Reading a textbook is more than just silently reading and turning pages. It demands an active reading approach.
These steps will assist you in developing such an approach. Although active reading take more time, it doesn’t take much more time and will pay off in your performance in the classroom, on exams, and will greatly reduce your time spent in reviewing material the night before an exam.
Step 1. Preview the chapter.
Previewing the chapter is like looking over a road map prior to traveling. By previewing you will be able to identify how long it will take, how difficult or easy it will be to read, at what point you will want to take a break, as well as what you should expect to learn. Previewing is accomplished through the following activities.
- Read the titles, heading and subheadings. What do these mean and how are they presented?
- Read the introductions. What is expected to be covered? What is the purpose of each section?
- Read through the summary.
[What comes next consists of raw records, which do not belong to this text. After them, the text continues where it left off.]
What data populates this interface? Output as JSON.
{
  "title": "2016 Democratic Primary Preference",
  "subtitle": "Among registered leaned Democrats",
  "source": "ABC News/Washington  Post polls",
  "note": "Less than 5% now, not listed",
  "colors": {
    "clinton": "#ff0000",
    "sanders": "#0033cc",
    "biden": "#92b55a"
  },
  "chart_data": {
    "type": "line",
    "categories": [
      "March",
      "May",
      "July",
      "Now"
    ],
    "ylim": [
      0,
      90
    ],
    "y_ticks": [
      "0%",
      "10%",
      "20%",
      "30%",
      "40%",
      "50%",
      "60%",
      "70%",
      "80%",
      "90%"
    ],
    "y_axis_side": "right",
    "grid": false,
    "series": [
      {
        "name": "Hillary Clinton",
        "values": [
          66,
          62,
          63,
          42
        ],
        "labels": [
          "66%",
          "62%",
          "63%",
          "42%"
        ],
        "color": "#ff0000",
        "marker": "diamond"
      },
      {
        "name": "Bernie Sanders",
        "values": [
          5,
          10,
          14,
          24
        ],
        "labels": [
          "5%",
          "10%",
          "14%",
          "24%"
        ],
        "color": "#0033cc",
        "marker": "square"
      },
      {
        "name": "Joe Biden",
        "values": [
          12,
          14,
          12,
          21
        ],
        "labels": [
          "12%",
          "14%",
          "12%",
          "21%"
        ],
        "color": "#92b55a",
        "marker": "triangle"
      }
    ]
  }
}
What are the main points of the chapter?
- Note any graphs, charts, and/or pictures. What do these mean? How are they being used?
- Note any important and/or unfamiliar terms or concepts. What needs to be known about these terms or concepts?
Step 2. Identify your questions.
After previewing the chapter what questions do you have? Make sure they are more meaningful than just yes or no questions. Turn the titles, headings and subheading in to what, when, why, who, and how questions.Your questions need to be more meaningful than simple yes or no questions. Your instructor may have provided you with questions as well.WRITE YOUR QUESTION DOWN!Chances are you will forget them as you begin to read. Also continue asking and writing down question while you read.
Step 3. Reading.
The goal of reading is to gather the information necessary to answer your questions and understand the course material. Read one section at a time. Use markers (sticky tabs, check marks, highlighters, etc) and write your own notes in the margins to identify important points. Schedule reading breaks after completing a section or after reading for some amount of time in order to keep you from reader’s fatigue.
Step 4. Repeat and reread.
Don’t expect to know it because you read it once. Just as reading was all about gathering the information, repeating and rereading is about understanding and remembering the information. After reading a section close your book, pretend a little troll is standing at your side pulling at your arm, asking “What’d it say? What’d it say??” If you can answer the little troll, you got it!
If you have blanks in your response to the troll, you need to reread the section for better understanding. Write down your understanding of the information you read in your own words. Go back and reread the section to make sure your understanding is correct. If there are any questions after repeating and rereading, these would be good to bring to class.